En 2016, le Fonds monétaire international (FMI) déclassait la France au 6ème rang des économies de la planète, avec une création de richesses estimée à 2.228 milliards d'euros, derrière les Etats-Unis, la Chine, le Japon, l'Allemagne et le Royaume-Uni et ses 1.932 milliards de livres sterling. Octobre 2016, Miracle : Grâce au Brexit, la France a repris la 5ème place qu'elle n'occupait plus depuis 2014.

La livre sterling a, en effet, atteint en début de cette semaine, ses plus bas niveaux, depuis 5 ans, face à l'euro et depuis 31 ans face au dollar, suite à l'annonce, dimanche 2 octobre, par la Première ministre britannique Theresa May, d'engager une sortie de l'Union européenne d'ici la fin du mois de mars. En contrepartie de quoi l'économie et le commerce britanniques quoi qu'on en dise, par ailleurs, vont beaucoup gagner en compétitivité-prix.

Cette amélioration du classement de la France en terme de PIB va en revanche coûter cher à son commerce extérieur ce qui va aggraver son caractère structurellement déficitaire, ce qui ne va évidemment pas améliorer ses relations avec l'Allemagne.

Croire que ce que perdra la GB sera récupéré par la France, c'est n'y rien comprendre aux rapports de forces établies en Europe et dans le monde. Londres restera en Europe malgré la Brexit. L'activation de l'article 50 ne changera rien à l'essentiel. Derrière le Royaume-Uni il y a un parrain puissant et ombrageux ainsi qu'une multitude de membres qui ne sont entrés dans l'Union que pour accéder rapidement l'OTAN.

Et si la City devait perdre quelques prérogatives, ce sera sûrement Berlin et Francfort qui en organiseront le transfert vers le continent. Londres, indéfectiblement attaché à l'Empire, a consenti depuis 1942 (rencontre Roosevelt-Churchill à Terre-Neuve), confirmé en décembre 1962 par la rencontre Kennedy-MacMillan, à une subordination que les Britanniques résument en une formule délicieuse dont ils ont le secret : «special relationship»[2].

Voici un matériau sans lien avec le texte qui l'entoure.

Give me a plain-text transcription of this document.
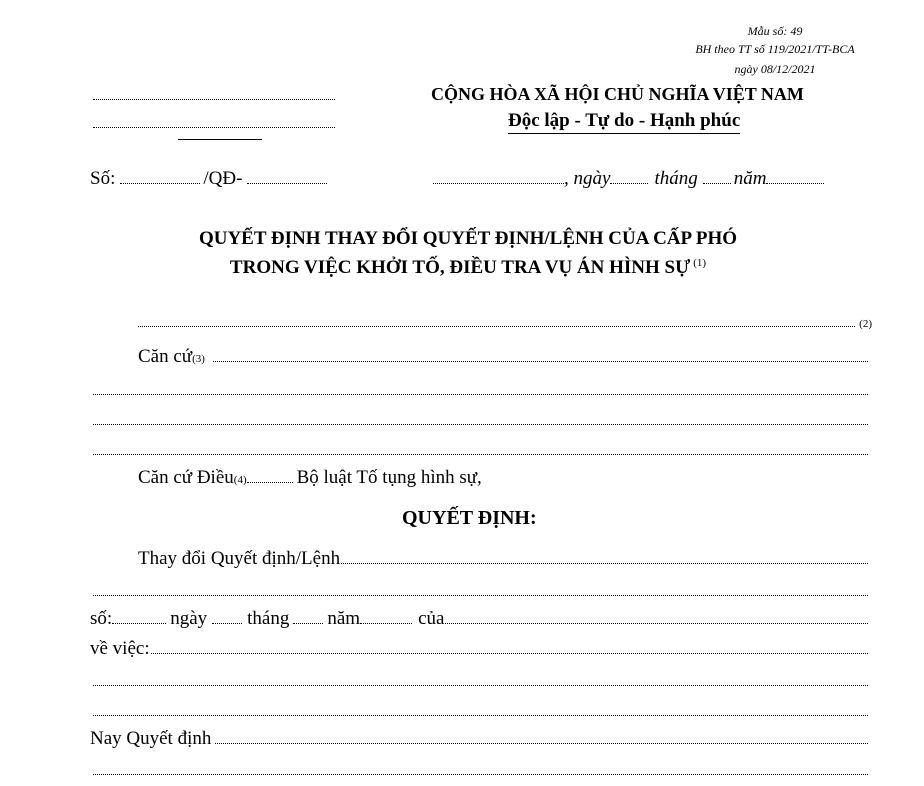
Mẫu số: 49
BH theo TT số 119/2021/TT-BCA
ngày 08/12/2021
CỘNG HÒA XÃ HỘI CHỦ NGHĨA VIỆT NAM
Độc lập - Tự do - Hạnh phúc
Số:	/QĐ-	, ngày tháng năm
QUYẾT ĐỊNH THAY ĐỔI QUYẾT ĐỊNH/LỆNH CỦA CẤP PHÓ
TRONG VIỆC KHỞI TỐ, ĐIỀU TRA VỤ ÁN HÌNH SỰ $^{(1)}$
(2)
Căn cứ (3)
Căn cứ Điều (4)	Bộ luật Tố tụng hình sự,
QUYẾT ĐỊNH:
Thay đổi Quyết định/Lệnh
số:	ngày tháng năm	của
về việc:
Nay Quyết định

De tout cela va, bien naturellement «se réjouir» l'équipe qui aura en charge les affaires de la France, au printemps 2017. Il en va ainsi de tous les classements : ils n'intéressent les marchands de courants d'air, les bonimenteurs et leurs imprudents clients. Si les Français ne sont ni les seuls ni les premiers, l'état de leurs affaires les porte, ces dernières années, à préférer l'emballage au produit, la forme au contenu, la communication à l'action, les illusions aux réalités.

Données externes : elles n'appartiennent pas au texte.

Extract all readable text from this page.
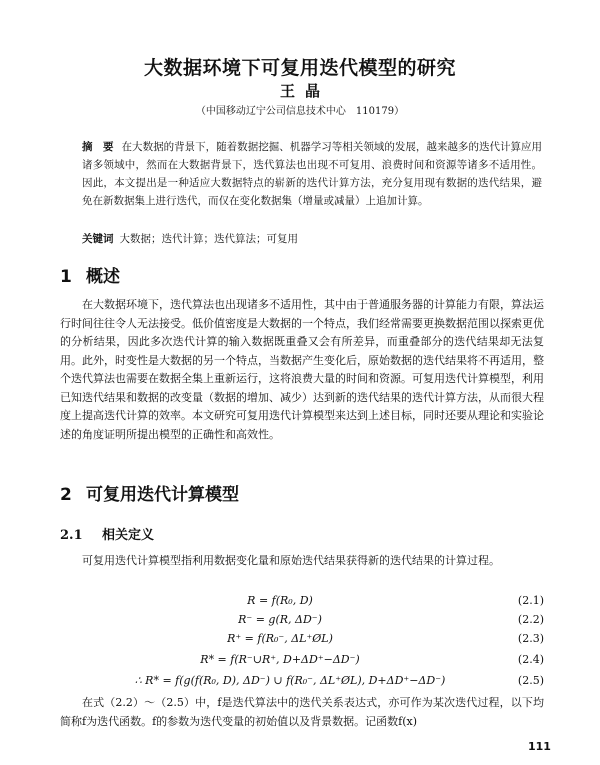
大数据环境下可复用迭代模型的研究
王晶
（中国移动辽宁公司信息技术中心　110179）
摘　要 在大数据的背景下，随着数据挖掘、机器学习等相关领域的发展，越来越多的迭代计算应用诸多领域中，然而在大数据背景下，迭代算法也出现不可复用、浪费时间和资源等诸多不适用性。因此，本文提出是一种适应大数据特点的崭新的迭代计算方法，充分复用现有数据的迭代结果，避免在新数据集上进行迭代，而仅在变化数据集（增量或减量）上追加计算。
关键词 大数据；迭代计算；迭代算法；可复用
1 概述

在大数据环境下，迭代算法也出现诸多不适用性，其中由于普通服务器的计算能力有限，算法运行时间往往令人无法接受。低价值密度是大数据的一个特点，我们经常需要更换数据范围以探索更优的分析结果，因此多次迭代计算的输入数据既重叠又会有所差异，而重叠部分的迭代结果却无法复用。此外，时变性是大数据的另一个特点，当数据产生变化后，原始数据的迭代结果将不再适用，整个迭代算法也需要在数据全集上重新运行，这将浪费大量的时间和资源。可复用迭代计算模型，利用已知迭代结果和数据的改变量（数据的增加、减少）达到新的迭代结果的迭代计算方法，从而很大程度上提高迭代计算的效率。本文研究可复用迭代计算模型来达到上述目标，同时还要从理论和实验论述的角度证明所提出模型的正确性和高效性。

2 可复用迭代计算模型
2.1 相关定义

可复用迭代计算模型指利用数据变化量和原始迭代结果获得新的迭代结果的计算过程。

R = f(R₀, D)	(2.1)
R⁻ = g(R, ΔD⁻)	(2.2)
R⁺ = f(R₀⁻, ΔL⁺ØL)	(2.3)
R* = f(R⁻∪R⁺, D+ΔD⁺−ΔD⁻)	(2.4)
∴ R* = f(g(f(R₀, D), ΔD⁻) ∪ f(R₀⁻, ΔL⁺ØL), D+ΔD⁺−ΔD⁻)	(2.5)

在式（2.2）～（2.5）中，f是迭代算法中的迭代关系表达式，亦可作为某次迭代过程，以下均简称f为迭代函数。f的参数为迭代变量的初始值以及背景数据。记函数f(x)

111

Ils excellent dans la vente de produits que leurs entreprises industrielles, mises aux enchères sur les marchés internationaux, renoncent à fabriquer[3]. Le classement de Shanghai obsédant leurs dirigeants, ils préfèrent apprendre l'anglais à leurs écoliers et à leurs étudiants au lieu de s'attacher à la qualité de leur recherche et de leurs enseignements universitaires.[4] Lorsque la livre valait 1,153 euro, c'est la GB qui est 5ème mais quand elle passe à 1,14 euros, mercredi et 1,13 euro, ce jeudi 6 octobre, c'est la France qui passe devant.

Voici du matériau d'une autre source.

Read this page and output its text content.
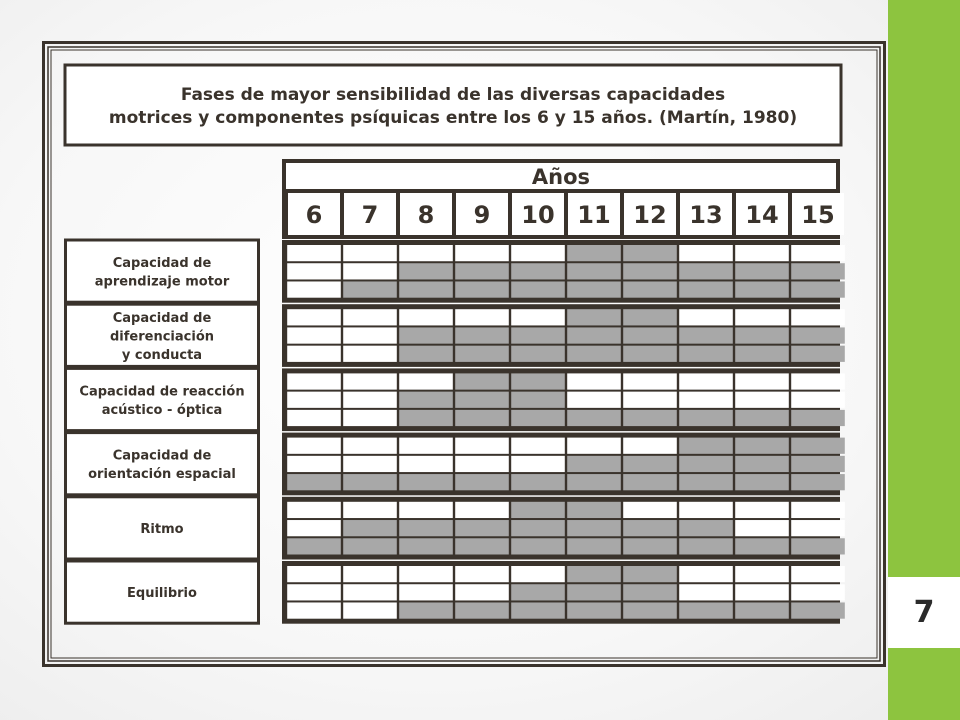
7
Fases de mayor sensibilidad de las diversas capacidades
motrices y componentes psíquicas entre los 6 y 15 años. (Martín, 1980)
Años
6 7 8 9 10 11 12 13 14 15
Capacidad de
aprendizaje motor
Capacidad de
diferenciación
y conducta
Capacidad de reacción
acústico - óptica
Capacidad de
orientación espacial
Ritmo
Equilibrio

A quoi tiennent la puissance et la performance des nations? ? Comme s'il suffisait de modifier les graduations d'un thermomètre pour améliorer la santé des hommes et celle de l'économie de leur pays? Une leçon à méditer pour tous les apprentis dirigeants des républiques bananières, encombrées d'écornifleurs accrochés à leurs conteneurs débordant de pacotilles et de peuples amnésiques.



[1] «100 000 dollars au soleil» (H. Verneuil, 1964).

[2] Que Churchill aurait forgée (le Royaume Uni est bien le seul à y tenir) en 1946 de passage dans le Missouri.

[3] La dernière affaire en cours, Alstom (qui, après avoir cédé sa branche énergie à GE, s'apprête à mettre fin à terme à son industrie ferroviaire), illustre une désindustrialisation qui va de pair avec un renoncement à toute autonomie de décision.

[4] 95% des japonais ne pratiquent aucun idiome étranger. Cela n'empêche pas le Japon d'être à la pointe de la recherche et de l'industrie : plus de 20% des brevets déposés dans le monde (5% pour la France qui compte moitié moins de population que le Japon). Lire sur cette question, l'opus éclairant de Claude Hagège (2012) : Contre la pensée unique. Paris, Odile Jacob, 245 p.